You’re talking to your child, but they keep texting. You ask them to do something, but they remain focused on the computer or their phone. When you ask them about it later, they don’t remember the conversation and what you asked them to do did not get done. Why can’t you get your little animal to listen?
Keep in mind that our inner animal will always honor and respect those of legitimize higher status. A child that ignores and does not listen to you can be revealing a deeper problem in the relationship. They may not believe you have legitimate authority at all and feel you don’t deserve their attention. They may, in fact, think they outrank you in the family dynamic. How does this happen? Why is it that a mother dog never has a problem with respect from her pups yet you can’t get yours to give you the time of day? Why do her “kids” obey and respect rules happily and without resentment?
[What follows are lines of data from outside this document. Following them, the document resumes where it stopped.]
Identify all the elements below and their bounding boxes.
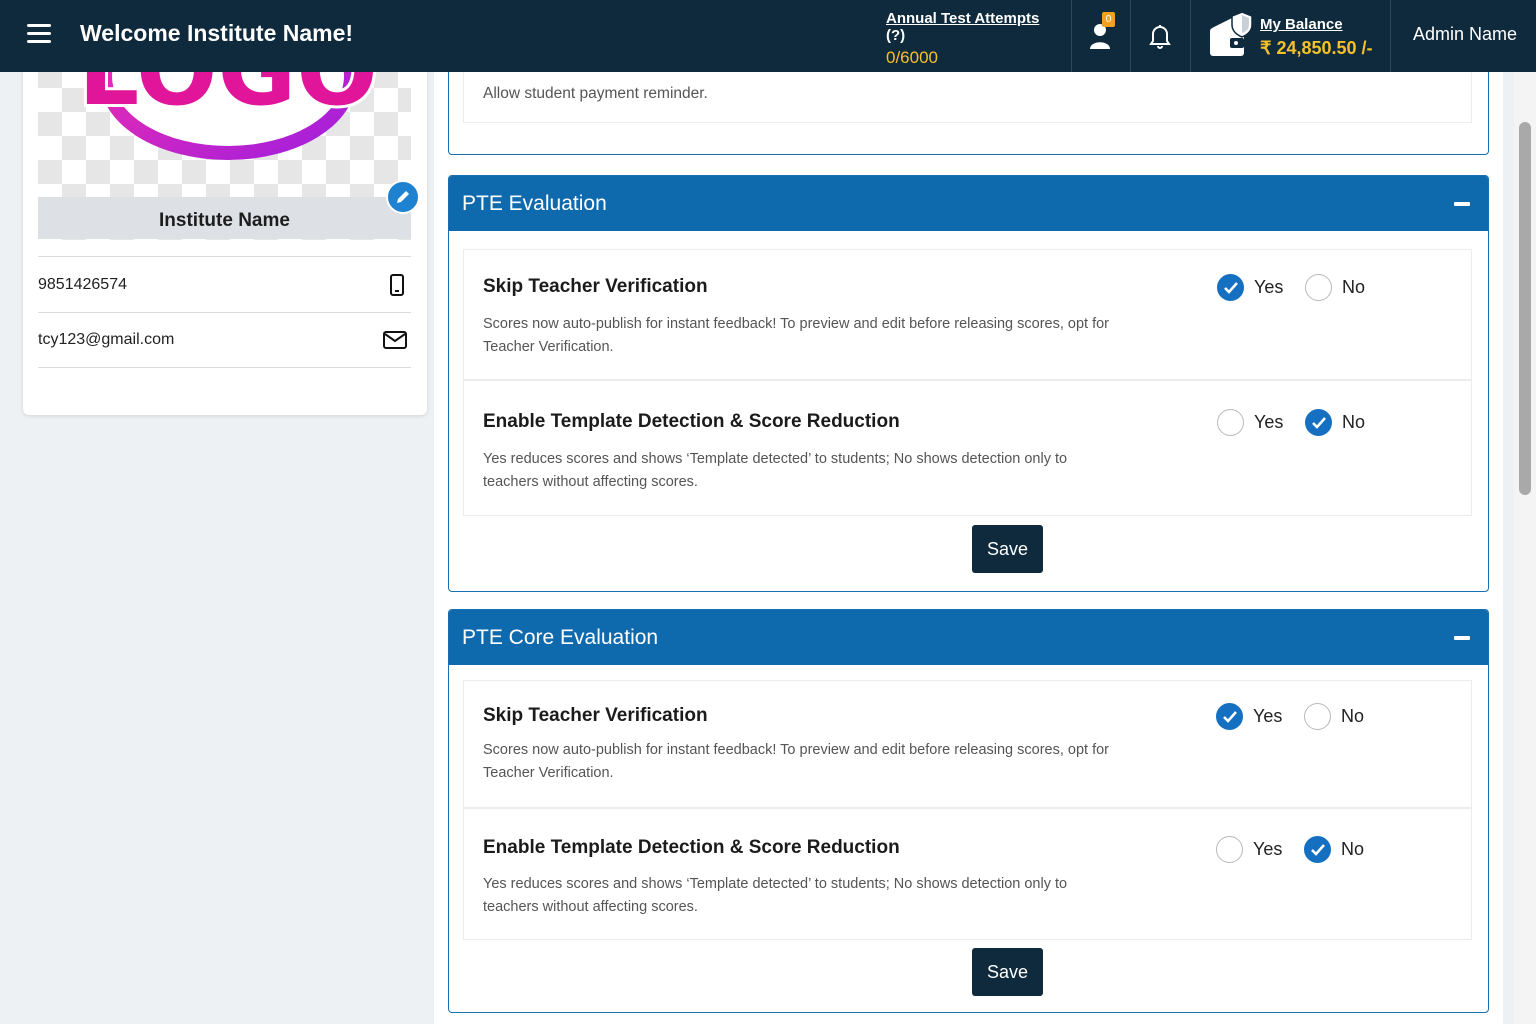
payment-reminder-text: Allow student payment reminder. (483, 85, 708, 102)
radio-no[interactable]: No (1304, 703, 1364, 730)
attempts-label[interactable]: Annual Test Attempts (886, 10, 1039, 27)
top-navbar: Welcome Institute Name! Annual Test Atte… (0, 0, 1536, 78)
hamburger-menu-icon[interactable] (27, 24, 51, 44)
attempts-help[interactable]: (?) (886, 27, 905, 44)
profile-icon[interactable]: 0 (1081, 12, 1121, 56)
institute-name: Institute Name (38, 197, 411, 239)
email-address: tcy123@gmail.com (38, 331, 175, 348)
setting-title: Skip Teacher Verification (483, 705, 708, 726)
template-detection-setting: Enable Template Detection & Score Reduct… (463, 380, 1472, 516)
template-detection-setting: Enable Template Detection & Score Reduct… (463, 808, 1472, 940)
radio-label: No (1341, 839, 1365, 859)
radio-label: No (1342, 412, 1366, 432)
radio-yes[interactable]: Yes (1216, 703, 1282, 730)
institute-profile-card: LOGO Institute Name 9851426574 tcy123@gm… (23, 40, 427, 415)
pte-evaluation-header[interactable]: PTE Evaluation (449, 176, 1488, 231)
radio-checked-icon (1305, 409, 1332, 436)
setting-title: Enable Template Detection & Score Reduct… (483, 411, 900, 432)
radio-no[interactable]: No (1304, 836, 1364, 863)
wallet-shield-icon (1210, 11, 1253, 56)
envelope-icon (383, 331, 407, 349)
balance-value: ₹ 24,850.50 /- (1260, 38, 1373, 58)
save-button[interactable]: Save (972, 525, 1043, 573)
radio-unchecked-icon (1217, 409, 1244, 436)
divider (1390, 0, 1391, 72)
skip-teacher-verification-setting: Skip Teacher Verification Scores now aut… (463, 680, 1472, 808)
annual-test-attempts[interactable]: Annual Test Attempts (?) 0/6000 (886, 10, 1054, 78)
pencil-icon (397, 191, 409, 203)
radio-label: Yes (1253, 706, 1283, 726)
radio-checked-icon (1304, 836, 1331, 863)
section-title: PTE Evaluation (462, 191, 607, 215)
radio-label: No (1342, 277, 1366, 297)
radio-label: Yes (1254, 412, 1284, 432)
radio-label: Yes (1253, 839, 1283, 859)
radio-checked-icon (1216, 703, 1243, 730)
divider (1130, 0, 1131, 72)
setting-description: Scores now auto-publish for instant feed… (483, 316, 1110, 355)
pte-core-evaluation-header[interactable]: PTE Core Evaluation (449, 610, 1488, 665)
attempts-progress-bar (886, 72, 1052, 78)
balance-label[interactable]: My Balance (1260, 16, 1343, 33)
radio-no[interactable]: No (1305, 274, 1365, 301)
bell-icon[interactable] (1140, 16, 1180, 56)
phone-number: 9851426574 (38, 275, 127, 293)
collapse-minus-icon[interactable] (1454, 635, 1470, 640)
divider (1071, 0, 1072, 72)
email-row: tcy123@gmail.com (38, 312, 411, 368)
radio-no[interactable]: No (1305, 409, 1365, 436)
skip-teacher-verification-setting: Skip Teacher Verification Scores now aut… (463, 249, 1472, 380)
profile-badge: 0 (1102, 12, 1115, 27)
attempts-value: 0/6000 (886, 48, 938, 67)
welcome-title: Welcome Institute Name! (80, 20, 354, 46)
radio-label: Yes (1254, 277, 1284, 297)
setting-description: Scores now auto-publish for instant feed… (483, 742, 1110, 781)
setting-description: Yes reduces scores and shows ‘Template d… (483, 876, 1068, 915)
radio-unchecked-icon (1305, 274, 1332, 301)
radio-unchecked-icon (1304, 703, 1331, 730)
pte-core-evaluation-section: PTE Core Evaluation Skip Teacher Verific… (448, 609, 1489, 1013)
setting-title: Enable Template Detection & Score Reduct… (483, 837, 900, 858)
edit-profile-button[interactable] (386, 180, 420, 214)
save-button[interactable]: Save (972, 948, 1043, 996)
radio-yes[interactable]: Yes (1217, 409, 1283, 436)
radio-checked-icon (1217, 274, 1244, 301)
setting-title: Skip Teacher Verification (483, 276, 708, 297)
collapse-minus-icon[interactable] (1454, 201, 1470, 206)
radio-unchecked-icon (1216, 836, 1243, 863)
divider (1190, 0, 1191, 72)
phone-row: 9851426574 (38, 256, 411, 312)
my-balance[interactable]: My Balance ₹ 24,850.50 /- (1208, 6, 1378, 66)
section-title: PTE Core Evaluation (462, 625, 659, 649)
radio-yes[interactable]: Yes (1217, 274, 1283, 301)
admin-name-menu[interactable]: Admin Name (1413, 24, 1517, 45)
setting-description: Yes reduces scores and shows ‘Template d… (483, 451, 1068, 490)
radio-label: No (1341, 706, 1365, 726)
pte-evaluation-section: PTE Evaluation Skip Teacher Verification… (448, 175, 1489, 592)
mobile-phone-icon (390, 273, 404, 296)
scrollbar-thumb[interactable] (1519, 122, 1531, 495)
radio-yes[interactable]: Yes (1216, 836, 1282, 863)
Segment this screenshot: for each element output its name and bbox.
Let’s learn Mother Nature’s parenting secrets and put them into practice in our own lives.
While many human mothers seem reluctant to discipline their children for fear of losing their love, an animal mother is never afraid to let her youngsters know when a behavior is unacceptable. She may growl, bark or even snap to communicate in her own dog language that a behavior is not acceptable or tolerated, yet it’s all very matter of fact. No anger. No emotional outbursts. Direction and discipline are considered just a part of life as is the loving environment when good behavior returns. Ironically, behavioral boundaries and loving discipline seem to make her puppies love the mother dog even more, as they stay tuned-in to her and follow her faithfully about the farm and field.
In the case of a child ignoring a parent, Mother Nature would say the problem may not be the failure to listen, but a deeper one – it may be the failure of parenting which has allowed this form of disrespect to emerge. Do you have rules about putting toys away, internet use, homework or time to be home on the weekends? Do you follow-through and enforce those rules? Do your kids know where you stand on rude behavior, bad language and how to treat others? Be clear about rules and boundaries, explain them carefully and don’t be afraid to apply consequences in an appropriate way if they are broken or ignored, like suspension of valued privileges, for example. Be sure any discipline is fair, calmly given and the consequence is just enough to change a behavior the next time. Do not yell or get emotional. Animal mothers don’t lose their cool and this self-control is the the truest proof of their power and authority.
Let me also add that we know the power of praise when we communicate with our dogs and get them to mind. Don’t be stingy with your praise or recognition when your child listens and does what you ask! A simple acknowledgment of good effort can turn the tide.